BUFFALO – For years and years, the cycle repeated itself. Taylor Fedun would earn a recall to the NHL as an injury replacement and eventually return to the AHL.
“Normally every opportunity I’ve had at this level, once guys get healthy, it’s just kind of the way it’s gone,” said Fedun, a Dallas Stars defenseman who played two full seasons in the Sabres organization. “I’m the guy that got sent back down.”
Despite compiling some strong numbers, Fedun, 30, could never stick. He shuttled back and forth for five seasons, playing 43 NHL games with three teams, including 34 for the Sabres.
But by earlier this season, he seemed out of the Sabres’ plans.
Thanks to a surfeit of defensemen in Rochester – the Americans had 10 at one point – Fedun sat out some games as a healthy scratch.
“Something had to give there,” Fedun said prior to Tuesday’s 2-0 win over the Sabres inside KeyBank Center. “It was a point where they had a lot of bodies on D. I had kind of fallen out of the spot where I was playing all the time and would have an opportunity to get called up.”
On Nov. 10, the Sabres traded Fedun to Dallas for a conditional seventh-round pick in 2020.
After playing three times with the Stars’ AHL affiliate in Texas, Dallas, which desperately needed defensemen, recalled him.
“It was perfect timing,” said Fedun, who has scored 49 goals and 179 points in 349 career AHL appearances with four organizations.
When the injured defenders returned, Fedun stayed put. After they added two blue-liners, he kept playing.
Fedun has been in Dallas since Nov. 22. While the Princeton graduate sat out Tuesday’s game, he has compiled three goals and 10 points in 43 NHL games this season.
“It’s been awesome,” Fedun said. “I’ve been saying 30’s the new 25 for me.”
How valuable has Fedun been to Dallas? Stars coach Jim Montgomery said Fedun and defensemen Miro Heiskanen and Roman Polak “really saved our season.”
“What allows Taylor to be so effective for us is his hockey sense, his compete and his understanding positionally of how we want to play,” Montgomery said. “And he’s a great teammate in the locker room.”
Of course, leaving Rochester, where Fedun spent most of the 2016-17 and 2017-18 seasons, was tough. The city is close to his heart. His wife, Katie, is still living there as she completes her nursing degree at the University of Rochester.
The couple made a lot of close friends and felt settled. Fedun said he “loved” the coaching staff and his teammates with the Amerks.
“(I liked) literally everything about the situation except for the fact that I wasn’t getting an opportunity,” Fedun said.
Now, Fedun feels like he has finally found a home. He just needed an opportunity.
“From a career standpoint,” Fedun said of the joining the Stars, “it’s been unbelievable.”
After playing three straight games, Sabres defenseman Casey Nelson sat out Tuesday’s contest as a healthy scratch.
Why?
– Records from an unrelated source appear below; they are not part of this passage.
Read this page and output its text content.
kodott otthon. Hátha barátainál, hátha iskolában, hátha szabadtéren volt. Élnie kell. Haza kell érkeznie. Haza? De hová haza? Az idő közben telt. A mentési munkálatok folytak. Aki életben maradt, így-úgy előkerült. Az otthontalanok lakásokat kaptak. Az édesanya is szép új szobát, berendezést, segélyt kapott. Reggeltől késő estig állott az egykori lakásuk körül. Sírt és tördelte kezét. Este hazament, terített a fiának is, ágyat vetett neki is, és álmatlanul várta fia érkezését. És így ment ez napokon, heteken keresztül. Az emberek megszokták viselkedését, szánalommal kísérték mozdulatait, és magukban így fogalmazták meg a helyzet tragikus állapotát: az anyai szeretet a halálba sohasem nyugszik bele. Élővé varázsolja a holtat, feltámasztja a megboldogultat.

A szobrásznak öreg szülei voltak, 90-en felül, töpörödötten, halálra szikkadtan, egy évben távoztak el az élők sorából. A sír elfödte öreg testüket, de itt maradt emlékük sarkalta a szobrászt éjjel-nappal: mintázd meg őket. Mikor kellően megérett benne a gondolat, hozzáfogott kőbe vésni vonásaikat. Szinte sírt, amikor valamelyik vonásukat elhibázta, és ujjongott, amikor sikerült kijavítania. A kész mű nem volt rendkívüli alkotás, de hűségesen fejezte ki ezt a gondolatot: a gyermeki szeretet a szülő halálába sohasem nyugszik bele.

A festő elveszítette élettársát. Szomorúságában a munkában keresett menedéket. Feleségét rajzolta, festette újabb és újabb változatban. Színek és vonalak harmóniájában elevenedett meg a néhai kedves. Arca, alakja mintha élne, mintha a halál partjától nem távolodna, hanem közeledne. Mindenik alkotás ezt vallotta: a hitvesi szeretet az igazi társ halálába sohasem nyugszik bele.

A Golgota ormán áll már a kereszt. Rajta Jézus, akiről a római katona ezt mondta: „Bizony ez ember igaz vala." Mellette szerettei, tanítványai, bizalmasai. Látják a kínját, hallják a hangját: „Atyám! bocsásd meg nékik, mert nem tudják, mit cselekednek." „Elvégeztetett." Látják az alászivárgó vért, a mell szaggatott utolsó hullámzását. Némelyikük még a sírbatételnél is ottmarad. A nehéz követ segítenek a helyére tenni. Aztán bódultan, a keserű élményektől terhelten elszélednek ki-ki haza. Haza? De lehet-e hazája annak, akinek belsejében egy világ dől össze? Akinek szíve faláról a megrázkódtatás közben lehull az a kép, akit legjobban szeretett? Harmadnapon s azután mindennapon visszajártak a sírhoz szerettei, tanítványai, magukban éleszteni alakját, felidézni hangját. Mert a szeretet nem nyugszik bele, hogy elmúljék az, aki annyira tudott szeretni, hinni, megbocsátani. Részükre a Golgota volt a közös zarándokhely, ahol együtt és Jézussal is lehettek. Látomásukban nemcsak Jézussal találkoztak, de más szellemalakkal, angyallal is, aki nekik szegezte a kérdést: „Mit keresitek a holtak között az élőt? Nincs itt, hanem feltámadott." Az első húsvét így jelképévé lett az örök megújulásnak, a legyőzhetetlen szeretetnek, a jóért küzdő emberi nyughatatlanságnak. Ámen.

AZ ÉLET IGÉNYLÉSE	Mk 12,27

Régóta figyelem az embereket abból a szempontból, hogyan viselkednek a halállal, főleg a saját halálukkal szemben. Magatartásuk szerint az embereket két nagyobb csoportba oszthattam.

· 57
Well, Sabres coach Phil Housley said Nelson was scratched mainly because his play “has dipped the last couple games.”
“We’ve got some other guys there available and we haven’t had a lot of success, so we’ve made some changes,” Housley said.
But there could be another reason Nelson, who recently played his first NHL game since Dec. 4, has become a healthy scratch again.
After Avalanche defenseman Nikita Zadorov drilled Sabres captain Jack Eichel after the whistle Saturday afternoon, knocking him into the boards and ripping off his helmet, Nelson offered a tepid response.
Nelson, who was first on the scene, glided up and didn’t go after Zadorov. Soon, the rest of the Sabres on the ice sparked a short melee.
Would Housley have liked a stronger response following the hit? No one fought Zadorov.
“I’m not going to get into that,” Housley said. “We had a discussion with (Nelson). We’ll just keep that in house.”
Matt Hunwick, a scratch the last two games, replaced Nelson.
The Sabres also scratched winger Zemgus Girgensons. Tage Thompson moved in after being scratched for the 3-0 loss in Colorado.
Eichel served the first game of his two-game suspension for his illegal check to Colorado forward Carl Soderberg’s head.
Girgensons called Montgomery, his coach with the junior United States Hockey League’s Dubuque Fighting Saints, a “hell of a coach.”
“He keeps everyone honest, he keeps everyone accountable, he gets guys working for him,” Girgensons said. “I think that’s the biggest thing.”
Girgensons and Montgomery, who’s in his first year with the Stars, won a championship together in 2010-11.
Montgomery was teammates with Housley as a rookie with the St. Louis Blues in 1993-94.